Когда он угомонился и упорядочил свою жизнь, то невралгия прекратилась. Теперь она вернулась в новом виде: перестала болеть голова, зато раздулся живот, по кишкам как будто провели раскаленным утюгом, рези не отпускали, но были безрезультатны. Потом появился нервный кашель, сухой, раздирающий. Он будил и душил его, начинаясь и прекращаясь в одно и то же мгновение. Наконец, пропал аппетит, стали мучить боли в желудке, изжога. После каждой еды дез Эссента раздувало, застегнутый жилет и брюки давили нестерпимо.

Он отказался от вина, кофе, чая, перешел на молоко, стал обливаться холодной водой и усердно принимать асса-фетиду, валерьяновые капли, хинин. Он отважился даже выйти из дому, попробовал прогуливаться за городом и по окрестностям, от зачастивших дождей безмолвным и опустевшим; силился размяться, походить пешком, отказался, в качестве крайней меры, от чтения. И тогда, изнемогая от скуки, он вздумал наконец вернуться к занятиям, которые, поселившись в Фонтенее, отложил из лени и ненависти ко всякому беспокойству.

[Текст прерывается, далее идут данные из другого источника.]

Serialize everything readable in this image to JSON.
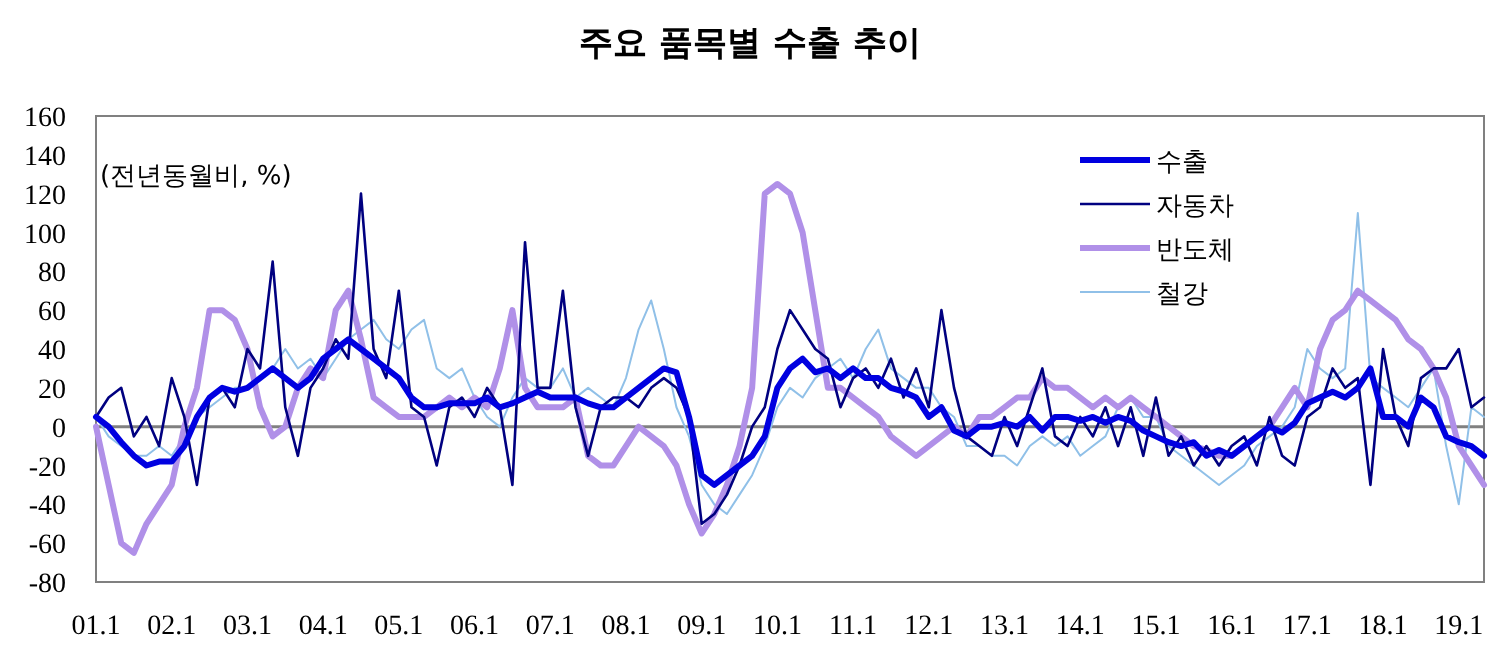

Дать себя околдовать дивному языку, а также прийти в волнение от чудесных определений, и очень точных, и вместе с тем говорящих знатоку о потустороннем, дез Эссент уже не мог и решил поэтому закончить работу по домашнему обустройству и обзавестись в теплице дорогими и редко встречающимися цветами, а иначе говоря, занявшись конкретным делом, развеяться и успокоить свои нервы и мозг. Дез Эссент надеялся, что эта яркая и причудливая палитра хоть как-то заменит ему краски языка, которых он в данный момент лишился, посадив себя на литературную диету.

ГЛАВА VIII

Дез Эссент всегда был без ума от цветов, но прежде, в Жютиньи, он любил их все подряд без разбора, а теперь его чувство сосредоточилос на одном.

Дез Эссент с давних пор не выносил те непритязательные растения, которые в неизменно мокрых горшках продавались под зелеными навесами и рыжими зонтиками парижских рынков.

Одновременно с утончением его литературных вкусов и пристрастий, самым тонким и взыскательным отбором круга чтения, а также ростом отвращения ко всем общепринятым идеям отстоялось и его чувство к цветам. Оно сделалось по-возвышенному чистым и, в определенном смысле, рафинированным.

Дез Эссенту казалось, что цветочную лавку можно уподобить обществу со всеми его социальными прослойками: бывают цветы трущоб -- нищие и обездоленные обитатели мансардных подоконников, старых глиняных чашек и молочных банок, -- скажем, левкои; есть цветы-обыватели -- заурядные, напыщенные и ограниченные хозяева расписанных фигурками фарфоровых кашпо, -например, розы; и еще, конечно, водятся цветы-аристократы -- орхидеи -прелестные, нежные, трепетно-зябкие экзотические создания, столичные отшельники, обитатели стеклянных дворцов, цветочная знать, живущая особняком, в стороне от уличной зелени и мещанской флоры.